Une seule certitude : il existe des solutions technologiques pour toutes les situations. Mais à quel prix économique et/ou environnemental ?
QUELLE DÉGRADATION ?
À l’évidence, la réponse à une pénurie d’eau ne sera pas la même qu’à une pollution par les pesticides ou un risque de bloom algal. Il convient donc, pour chaque opérateur, de préciser la nature de la menace avant d’envisager d’éventuelles actions correctrices. De manière générale, sur un fond de lente amélioration due en particulier aux directives européennes sur les eaux usées, la qualité des eaux brutes recommence aujourd’hui à se dégrader en France, et la quantité disponible diminue fortement, surtout en été. En cause, tout d’abord, le changement climatique, mais aussi la poursuite de pratiques délétères, en particulier agricoles (usage immodéré de produits phytosanitaires, irrigation non contrôlée) et urbanistiques (imperméabilisation des sols). « En diminuant le débit des cours d’eau, le changement climatique implique nécessairement une plus forte concentration des polluants : il met les ressources à mal en termes de quantité comme de qualité. Qui plus est, même s’il ne s’agit pas à proprement parler d’une dégradation, on recherche et détecte aujourd’hui des composés, comme les résidus de pesticides, dont on ne se préoccupait pas auparavant » affirme Laurent Brunet, directeur technique Eau France chez Suez.
Philippe Sauvignet, industrialisation manager chez OTV (Veolia), détaille pour sa part cinq grandes problématiques liées au changement climatique et rendant de plus en plus difficile la production d’eau potable. Toutes sont présentes, bien qu’à des degrés divers, dans les eaux de surface comme de forage. La turbidité, tout d’abord, qui subit des variations brutales du fait d’une pluviométrie perturbée et d’effets de courant. « Des rivières françaises comme la Lys (Hauts de France), la Garonne ou la Loire avaient auparavant des débits relativement stables, et une turbidité peu variable. Nous constatons désormais de plus en plus de « grands écarts », avec une turbidité bondissant rapidement de quelques UTN1 à plusieurs milliers. Même des ressources considérées comme protégées peuvent être touchées » relèvet‑il. Ainsi des prises d’eaux dans des estuaires peuvent voir leur turbidité monter de 20 à 1000 NTU en une vingtaine de minutes, à l’été 2022. En cause : la mise en suspension par les marées d’équinoxe de sédiments vaseux que les fleuves du fait d’un étiage estival très sévère, n’ont pas pu repousser au large comme d’habitude. Pour répondre à ces cas, EFS propose depuis quelques années un turbidimètre autonome le Turbiprobe 4000+ qui permet de mesurer la turbidité sur n’importe quelle source d’eau même isolée grâce à son fonctionnement autonome sur un an avec nettoyage automatique tout en effectuant des mesures toutes les 5 minutes. Il peut transmettre par radio ses résultats tous les jours pour avoir un suivi de la ressource en continu. « Ceci permet une surveillance accrue de toutes les sources d’eau potable sur ce paramètre avec un investissement réduit tant à l’achat que pour l’entretien » explique Alexandre Huchon, directeur commercial.

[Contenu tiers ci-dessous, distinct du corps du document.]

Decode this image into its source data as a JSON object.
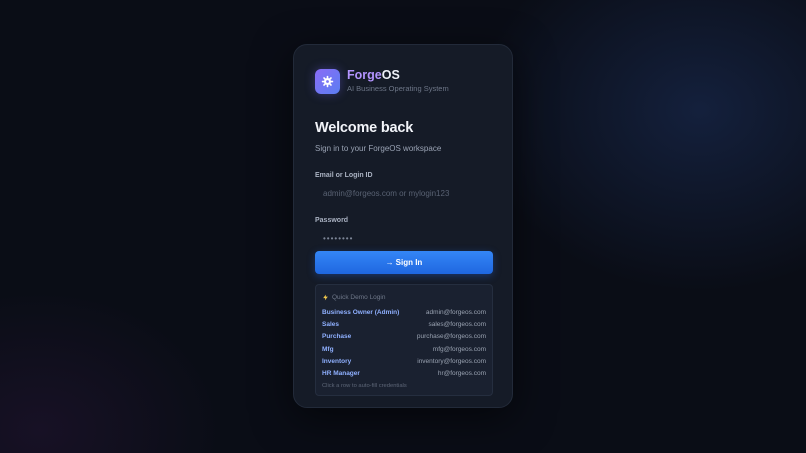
{
  "brand": {
    "name_part1": "Forge",
    "name_part2": "OS",
    "tagline": "AI Business Operating System",
    "logo_icon": "gear-icon"
  },
  "login": {
    "title": "Welcome back",
    "subtitle": "Sign in to your ForgeOS workspace",
    "email_label": "Email or Login ID",
    "email_placeholder": "admin@forgeos.com or mylogin123",
    "email_value": "",
    "password_label": "Password",
    "password_placeholder": "••••••••",
    "password_value": "",
    "signin_arrow": "→",
    "signin_label": "Sign In"
  },
  "demo": {
    "header_icon": "lightning-icon",
    "header": "Quick Demo Login",
    "accounts": [
      {
        "role": "Business Owner (Admin)",
        "email": "admin@forgeos.com"
      },
      {
        "role": "Sales",
        "email": "sales@forgeos.com"
      },
      {
        "role": "Purchase",
        "email": "purchase@forgeos.com"
      },
      {
        "role": "Mfg",
        "email": "mfg@forgeos.com"
      },
      {
        "role": "Inventory",
        "email": "inventory@forgeos.com"
      },
      {
        "role": "HR Manager",
        "email": "hr@forgeos.com"
      }
    ],
    "hint": "Click a row to auto-fill credentials"
  },
  "colors": {
    "accent": "#2f7ef2",
    "brand_purple": "#b394ff",
    "card_bg": "#151b27",
    "page_bg": "#0a0d16"
  }
}
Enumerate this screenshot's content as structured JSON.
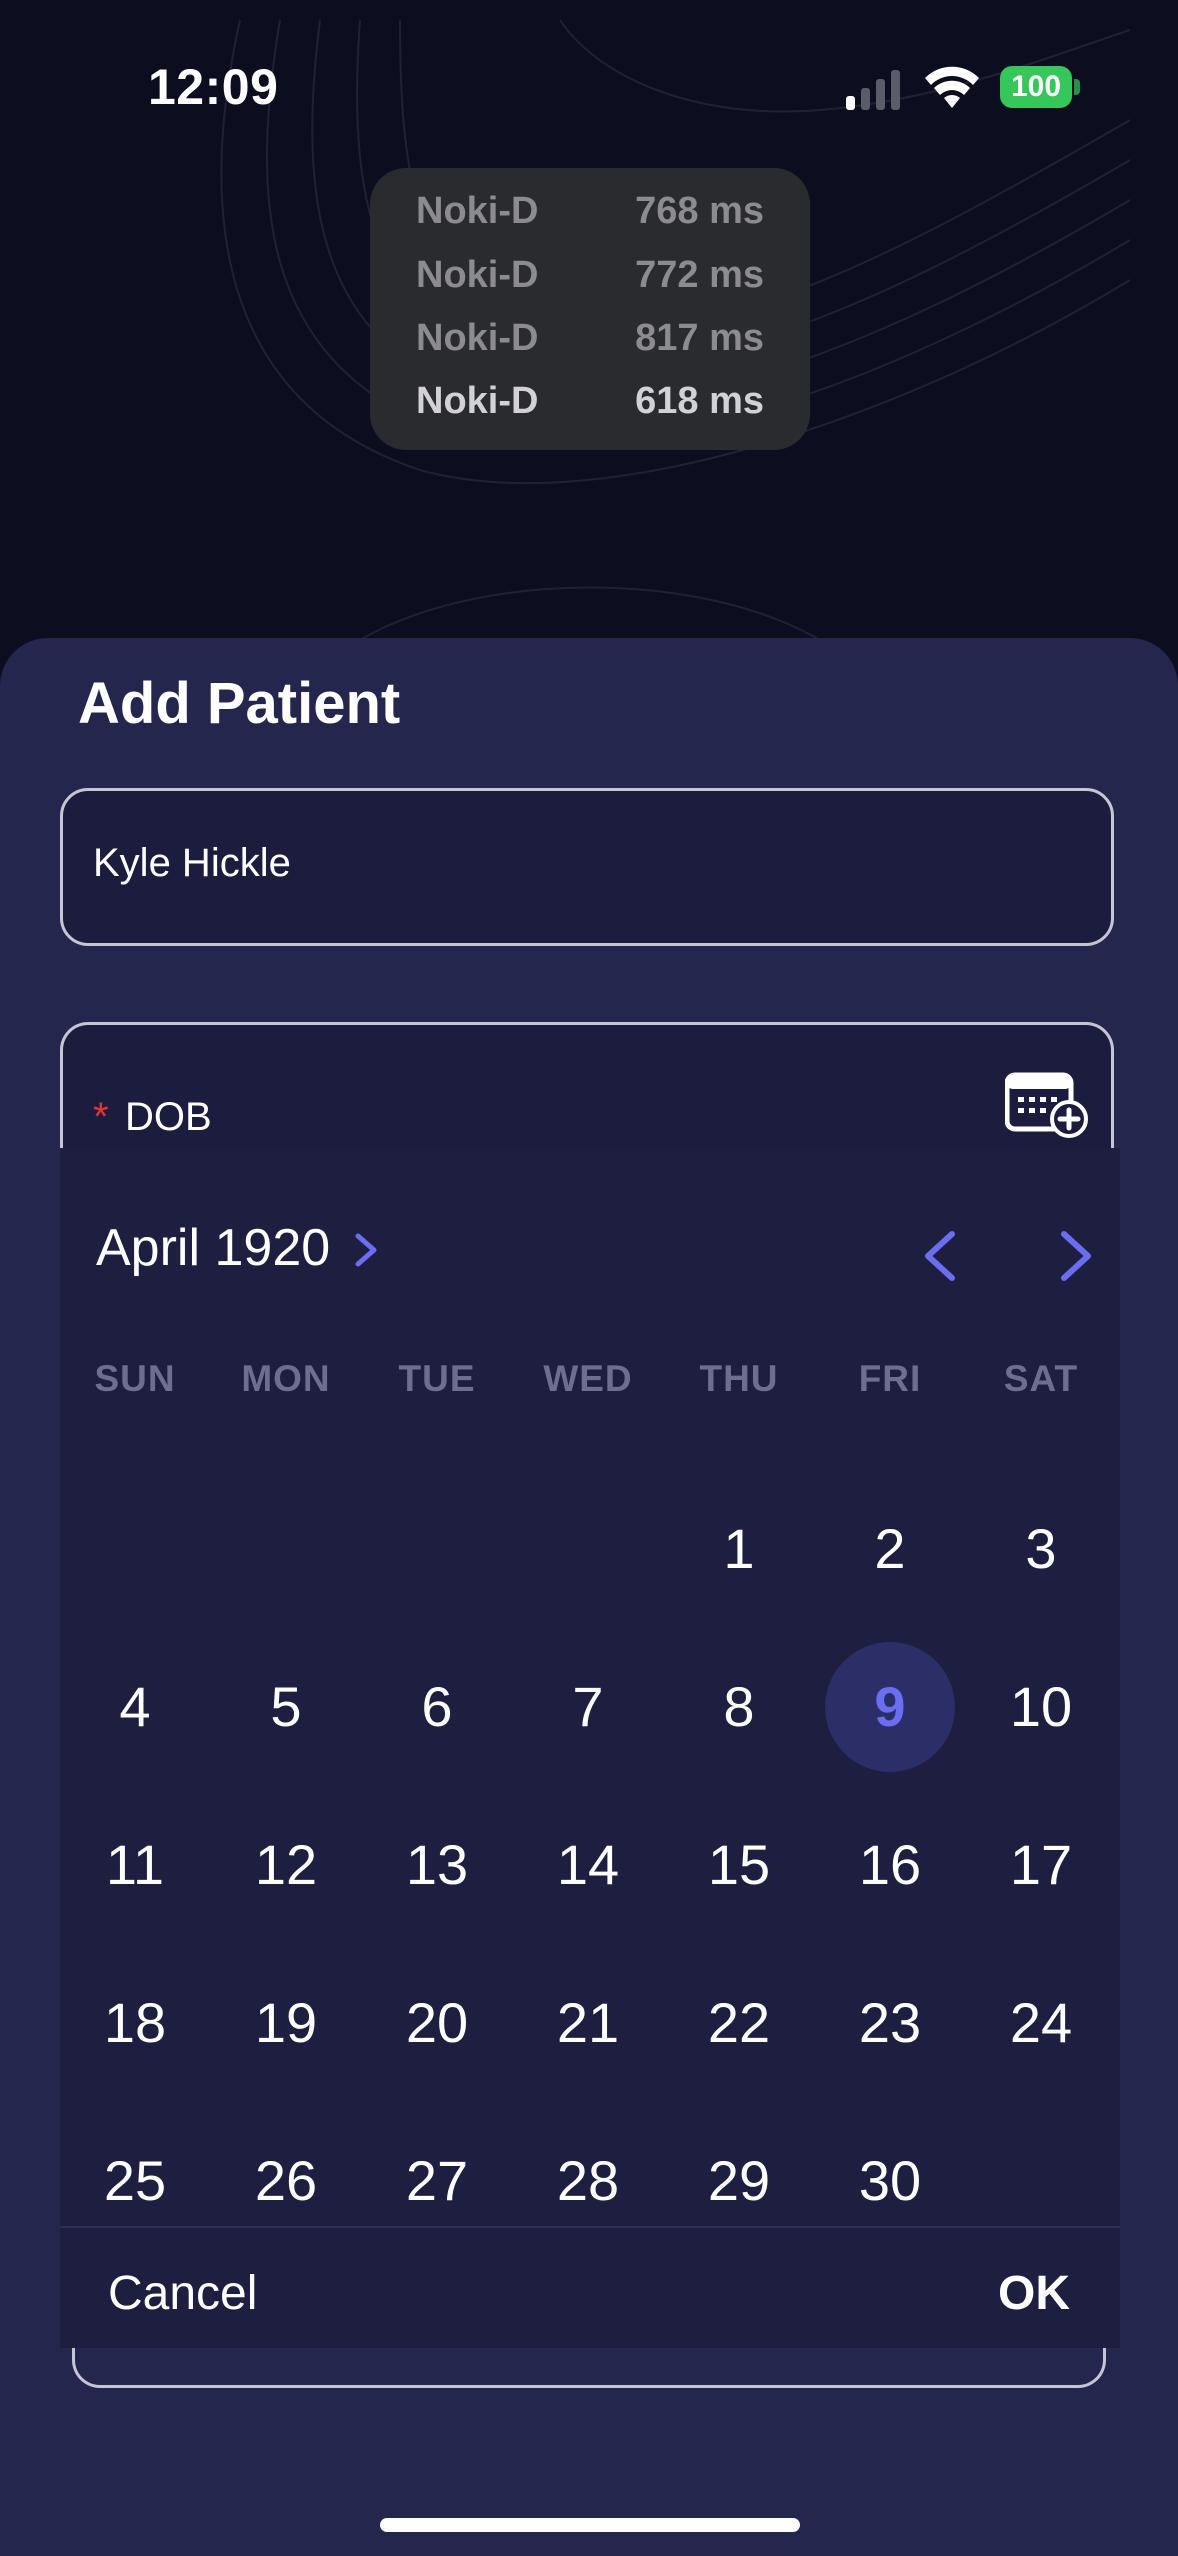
{
  "status_bar": {
    "time": "12:09",
    "battery": "100"
  },
  "latency_toast": {
    "rows": [
      {
        "device": "Noki-D",
        "latency": "768 ms"
      },
      {
        "device": "Noki-D",
        "latency": "772 ms"
      },
      {
        "device": "Noki-D",
        "latency": "817 ms"
      },
      {
        "device": "Noki-D",
        "latency": "618 ms"
      }
    ]
  },
  "sheet": {
    "title": "Add Patient",
    "name_field": {
      "value": "Kyle Hickle"
    },
    "dob_field": {
      "required_marker": "*",
      "label": "DOB",
      "icon": "calendar-add-icon"
    }
  },
  "date_picker": {
    "month_year": "April 1920",
    "weekdays": [
      "SUN",
      "MON",
      "TUE",
      "WED",
      "THU",
      "FRI",
      "SAT"
    ],
    "days": [
      "1",
      "2",
      "3",
      "4",
      "5",
      "6",
      "7",
      "8",
      "9",
      "10",
      "11",
      "12",
      "13",
      "14",
      "15",
      "16",
      "17",
      "18",
      "19",
      "20",
      "21",
      "22",
      "23",
      "24",
      "25",
      "26",
      "27",
      "28",
      "29",
      "30"
    ],
    "first_weekday_index": 4,
    "selected_day": "9",
    "cancel_label": "Cancel",
    "ok_label": "OK",
    "accent_color": "#6a6ef0"
  },
  "colors": {
    "background": "#0c0e1f",
    "sheet": "#24264d",
    "picker": "#1d1e40",
    "required": "#e8313a",
    "battery": "#35c759"
  }
}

Autre conséquence du changement climatique : un phénomène généralisé de «brunissement» des eaux. Le taux de matière organique, mesuré par le COT, augmente tant dans les eaux de surface que les nappes, sous l’effet de la modification des cycles végétatifs et des régimes de pluies (sans compter les feux de forêts). « Cela implique une consommation accrue de coagulants et de charbon actif dans les usines de potabilisation pour éliminer ces matières organiques, qui sinon réagissent avec le chlore pour donner des sous-produits nocifs» explique Philippe Sauvignet. Certaines retenues ont ainsi vu leur taux de COT doubler en 2 décennies. Autre conséquence, évidente : la température des eaux monte. La Garonne a ainsi atteint 26°C en 2022, or une eau destinée à la consommation humaine ne doit pas dépasser 25°C. Les producteurs d’eau potable ont donc dû demander des dérogations. « La température élevée modifie de plus les cinétiques de traitement et, surtout, augmente l’activité bactérienne. Cela a un double impact en termes de désinfection et de lutte contre les métabolites de pesticides » souligne-t‑il. La question des pesticides et de leurs métabolites prend également plus d’importance avec le changement climatique.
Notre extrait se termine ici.